Anything that touches on health and safety, I believe, is a battle worth having. My kids and I have argued over wearing bike helmets (“Don’t even ask!”), car usage (“No, I’m not letting you drive after 9 p.m. with a junior license just because your friends do.”), and curfew (“Nothing good happens after 2 a.m.!”). Most of the time, kids can’t argue with the simple fact that you love them and want them to be safe.)
Avoid power struggles. My children and their friends have grown up in a culture where technology is omnipresent. My husband and I didn’t allow our kids to have cell phones until they could use them appropriately. But I’m starting to wonder if there is ever a good time to introduce a portable computer to a young mind. (It doesn’t help that I am largely indifferent to modern technology, while my husband loves it.)
When my sons were younger, controlling phone use was much easier. Today, with teachers using Google Docs and other online programs for communicating and distributing assignments, students often need to use their devices throughout the school day.
Now that phones are study tools, my rule that phones be put on the foyer table as soon as my sons get home doesn’t work. My younger son and I disagree almost daily about how often he really “needs” his phone, but to save everyone’s sanity, we hammered out the key aspects of phone use regulations and put the results in a contract.
Sure, I could keep saying, “We pay for the phone so it’s not really yours.” Or make endless threats to take it away—only to hand it back a day later when he is traveling for a sporting event and needs to be reachable. With a contract, my son knows what the expectations are, and he knows what the consequences are if they are not met. A contract also allows my son to see his own contributions to problem solving in writing. And if a change needs to be made, we discuss and alter the terms of the contract.

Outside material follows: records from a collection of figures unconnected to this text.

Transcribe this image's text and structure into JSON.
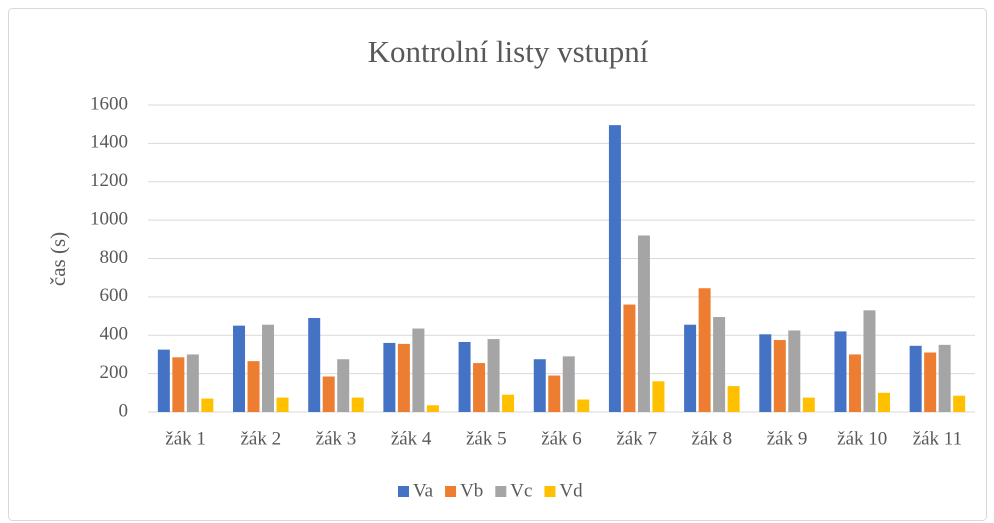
{
  "chart_data": {
    "type": "bar",
    "title": "Kontrolní listy vstupní",
    "y_label": "čas (s)",
    "categories": [
      "žák 1",
      "žák 2",
      "žák 3",
      "žák 4",
      "žák 5",
      "žák 6",
      "žák 7",
      "žák 8",
      "žák 9",
      "žák 10",
      "žák 11"
    ],
    "series": [
      {
        "name": "Va",
        "color": "#4472c4",
        "values": [
          325,
          450,
          490,
          360,
          365,
          275,
          1495,
          455,
          405,
          420,
          345
        ]
      },
      {
        "name": "Vb",
        "color": "#ed7d31",
        "values": [
          285,
          265,
          185,
          355,
          255,
          190,
          560,
          645,
          375,
          300,
          310
        ]
      },
      {
        "name": "Vc",
        "color": "#a5a5a5",
        "values": [
          300,
          455,
          275,
          435,
          380,
          290,
          920,
          495,
          425,
          530,
          350
        ]
      },
      {
        "name": "Vd",
        "color": "#ffc000",
        "values": [
          70,
          75,
          75,
          35,
          90,
          65,
          160,
          135,
          75,
          100,
          85
        ]
      }
    ],
    "ylim": [
      0,
      1600
    ],
    "yticks": [
      0,
      200,
      400,
      600,
      800,
      1000,
      1200,
      1400,
      1600
    ],
    "grid": true,
    "legend": "bottom"
  }
}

Accentuate the positive. When our children begin to take the reins of their lives, we may not always like where they’re headed. I could fight with my youngest about why he should take his grades in English more seriously. But I’ve learned that discussing options for improvement works better. And I try to start those discussions by reminding him of the things he does well.
I could argue with my older son about the fact that he didn’t work enough hours over the summer and needs to get a job now that he’s in college. We do debate over his still-developing time management skills—but I also tell him that I’m proud of how hard he is working on his coursework and that I am excited to hear about everything he is learning in his classes.
Parenting is a long road, and none of us have easy answers. I’m willing to put in the work to make sure that the arguments my kids and I have now will leave minimal collateral damage. Let’s face it, I want these guys to keep coming back for dinner table conversations every once in a while when they are well into their twenties, thirties, and beyond.
According to my youngest, there’s no point to arguing anyway.
“Fighting…with you?” he said, laughing, when I asked him his thoughts about me writing this column. “Just tell them the truth, Mom—that I always win.”